Haas is one of several bakers in Vancouver to report annual cost increases of 30 to 40 percent since the pandemic began — a big difference from previous years, Haas says.
Now they are speaking out hoping to draw attention to the issue and let customers know what’s behind the price hikes.
In the past few weeks, Haas has shared his frustration publicly on Instagram.
“[Cost and price increases] will just affect everyone and especially them [customers] we value it.”
Cut profits, cut costs
Sergio Salamonovitz, pastry chef and co-owner of Trafiq Cafe and Bakery in Vancouver’s Riley Park neighborhood, says the increases are “steeper than [he’s] ever seen”, although he has been in the industry since 1999.
“It’s not making it easy for us, or our margins are obviously as tight as they are,” he said, adding Trafiq took a different approach to the problem: cutting their profits rather than raising prices.
He says the majority of Trafiq’s customers are regulars from the neighborhood.
“Because of the economic challenges we’re all facing, we want to be a place where people don’t feel like they’re being pushed into buying something for more,” Salamonovitz said.
“We’re not here for a year, we’re hoping to be here for another 20 years,” he added.
“So not every year has to be the most profitable.”
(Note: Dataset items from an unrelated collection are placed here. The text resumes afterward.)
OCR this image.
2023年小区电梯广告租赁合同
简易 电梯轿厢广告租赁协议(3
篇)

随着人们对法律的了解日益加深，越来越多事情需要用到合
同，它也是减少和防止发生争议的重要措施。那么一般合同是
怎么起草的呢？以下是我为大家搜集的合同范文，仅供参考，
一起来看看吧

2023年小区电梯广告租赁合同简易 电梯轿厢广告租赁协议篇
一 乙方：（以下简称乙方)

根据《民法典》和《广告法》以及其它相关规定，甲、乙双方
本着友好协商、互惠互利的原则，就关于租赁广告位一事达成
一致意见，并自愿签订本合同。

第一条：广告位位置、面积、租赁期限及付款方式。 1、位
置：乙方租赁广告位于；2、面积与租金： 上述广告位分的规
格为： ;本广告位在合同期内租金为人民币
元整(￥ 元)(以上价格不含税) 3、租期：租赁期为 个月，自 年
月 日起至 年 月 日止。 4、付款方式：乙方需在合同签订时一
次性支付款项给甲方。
Haas says he’s tried not to raise prices, but items like a standard croissant have recently jumped from $3.40 to $3.80 — still not enough to cover the jump in costs.
“It is a [11-per-cent price] are increasing, while our ingredients are up an average of 27 percent,” he said, adding that they have reorganized production processes to be more efficient and save costs.
“A New Way of Working”
Haas says he attributes the continued rise in costs to a lack of competition among vendors.
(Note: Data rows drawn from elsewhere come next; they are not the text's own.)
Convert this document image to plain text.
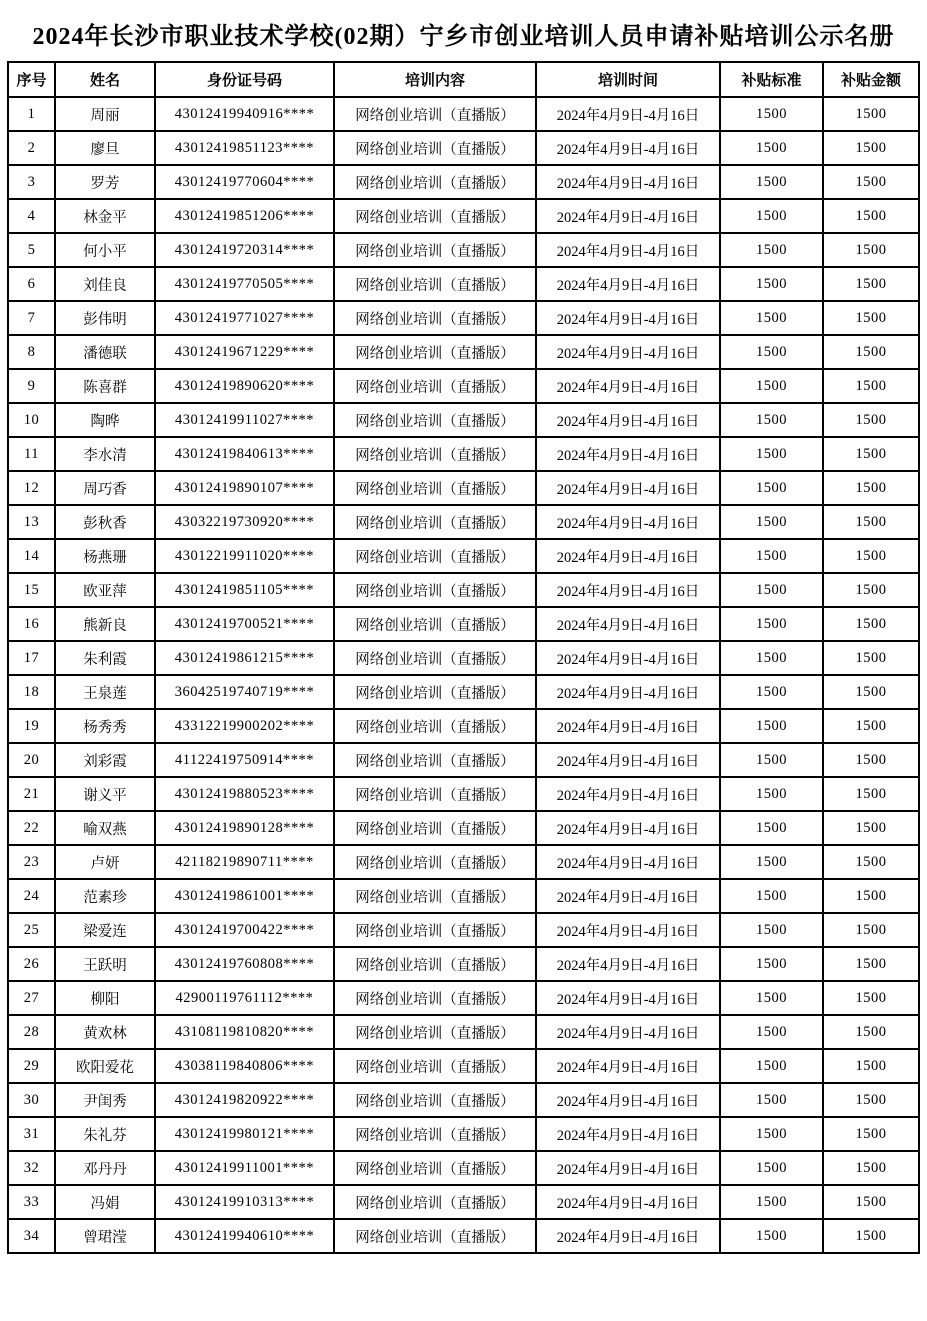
2024年长沙市职业技术学校(02期）宁乡市创业培训人员申请补贴培训公示名册
序号	姓名	身份证号码	培训内容	培训时间	补贴标准	补贴金额
1	周丽	43012419940916****	网络创业培训（直播版）	2024年4月9日-4月16日	1500	1500
2	廖旦	43012419851123****	网络创业培训（直播版）	2024年4月9日-4月16日	1500	1500
3	罗芳	43012419770604****	网络创业培训（直播版）	2024年4月9日-4月16日	1500	1500
4	林金平	43012419851206****	网络创业培训（直播版）	2024年4月9日-4月16日	1500	1500
5	何小平	43012419720314****	网络创业培训（直播版）	2024年4月9日-4月16日	1500	1500
6	刘佳良	43012419770505****	网络创业培训（直播版）	2024年4月9日-4月16日	1500	1500
7	彭伟明	43012419771027****	网络创业培训（直播版）	2024年4月9日-4月16日	1500	1500
8	潘德联	43012419671229****	网络创业培训（直播版）	2024年4月9日-4月16日	1500	1500
9	陈喜群	43012419890620****	网络创业培训（直播版）	2024年4月9日-4月16日	1500	1500
10	陶晔	43012419911027****	网络创业培训（直播版）	2024年4月9日-4月16日	1500	1500
11	李水清	43012419840613****	网络创业培训（直播版）	2024年4月9日-4月16日	1500	1500
12	周巧香	43012419890107****	网络创业培训（直播版）	2024年4月9日-4月16日	1500	1500
13	彭秋香	43032219730920****	网络创业培训（直播版）	2024年4月9日-4月16日	1500	1500
14	杨燕珊	43012219911020****	网络创业培训（直播版）	2024年4月9日-4月16日	1500	1500
15	欧亚萍	43012419851105****	网络创业培训（直播版）	2024年4月9日-4月16日	1500	1500
16	熊新良	43012419700521****	网络创业培训（直播版）	2024年4月9日-4月16日	1500	1500
17	朱利霞	43012419861215****	网络创业培训（直播版）	2024年4月9日-4月16日	1500	1500
18	王泉莲	36042519740719****	网络创业培训（直播版）	2024年4月9日-4月16日	1500	1500
19	杨秀秀	43312219900202****	网络创业培训（直播版）	2024年4月9日-4月16日	1500	1500
20	刘彩霞	41122419750914****	网络创业培训（直播版）	2024年4月9日-4月16日	1500	1500
21	谢义平	43012419880523****	网络创业培训（直播版）	2024年4月9日-4月16日	1500	1500
22	喻双燕	43012419890128****	网络创业培训（直播版）	2024年4月9日-4月16日	1500	1500
23	卢妍	42118219890711****	网络创业培训（直播版）	2024年4月9日-4月16日	1500	1500
24	范素珍	43012419861001****	网络创业培训（直播版）	2024年4月9日-4月16日	1500	1500
25	梁爱连	43012419700422****	网络创业培训（直播版）	2024年4月9日-4月16日	1500	1500
26	王跃明	43012419760808****	网络创业培训（直播版）	2024年4月9日-4月16日	1500	1500
27	柳阳	42900119761112****	网络创业培训（直播版）	2024年4月9日-4月16日	1500	1500
28	黄欢林	43108119810820****	网络创业培训（直播版）	2024年4月9日-4月16日	1500	1500
29	欧阳爱花	43038119840806****	网络创业培训（直播版）	2024年4月9日-4月16日	1500	1500
30	尹闺秀	43012419820922****	网络创业培训（直播版）	2024年4月9日-4月16日	1500	1500
31	朱礼芬	43012419980121****	网络创业培训（直播版）	2024年4月9日-4月16日	1500	1500
32	邓丹丹	43012419911001****	网络创业培训（直播版）	2024年4月9日-4月16日	1500	1500
33	冯娟	43012419910313****	网络创业培训（直播版）	2024年4月9日-4月16日	1500	1500
34	曾珺滢	43012419940610****	网络创业培训（直播版）	2024年4月9日-4月16日	1500	1500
He adds: “Once [prices] go up, they never come down again, although everything else has taken care of itself.”
James Vercammen, a food and resource economist at the University of British Columbia, agrees that the increases are likely due to decisions made throughout the transaction process.
“You have wholesalers, retailers and big food manufacturers, and it seems like they might all get a bigger slice of the pie than they have in the past,” Vercammen said.
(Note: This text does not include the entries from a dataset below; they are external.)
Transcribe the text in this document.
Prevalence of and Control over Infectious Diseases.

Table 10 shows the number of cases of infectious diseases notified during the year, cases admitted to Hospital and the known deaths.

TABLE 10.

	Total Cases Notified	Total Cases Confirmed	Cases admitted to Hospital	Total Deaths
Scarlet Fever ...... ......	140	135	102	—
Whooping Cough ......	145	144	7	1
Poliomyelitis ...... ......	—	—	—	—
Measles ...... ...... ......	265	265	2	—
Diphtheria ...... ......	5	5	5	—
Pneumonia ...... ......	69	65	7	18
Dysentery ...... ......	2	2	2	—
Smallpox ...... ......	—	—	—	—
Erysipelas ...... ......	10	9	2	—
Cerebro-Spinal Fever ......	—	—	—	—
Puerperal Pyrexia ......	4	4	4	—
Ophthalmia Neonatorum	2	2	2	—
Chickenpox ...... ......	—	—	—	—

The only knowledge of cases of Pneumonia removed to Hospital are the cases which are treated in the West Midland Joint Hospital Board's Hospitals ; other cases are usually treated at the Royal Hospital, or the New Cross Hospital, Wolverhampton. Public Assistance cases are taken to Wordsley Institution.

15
He says once inflation kicks in and costs start to rise, suppliers start getting used to high prices.
“It’s like we have a new way of working and it’s difficult to go back to the old way because [companies] don’t want to stay behind,” he said.
Vercammen hopes prices will eventually level out, but notes that continued price increases may require a more drastic solution.
“We shouldn’t hope for a recession… [but] The Bank of Canada has been telling us all along that if we’re going to bring inflation down really fast, we might need something serious.”
Vercammen explains that while high prices fall in a recession, the risks to other aspects, such as employment, outweigh the benefits.
He adds that the price of flour in 2004 was about the same as it is today, but of course those prices went down in a slow, gradual decline.
“I don’t know if we will see a decline [in prices soon]. We can just hope for less pressure [to commodity markets].”
Meanwhile, Haas says he will continue to speak out on the issue, which he fears will affect his customers.
“We are working hard to ensure that the increases have minimal impact on these customers.”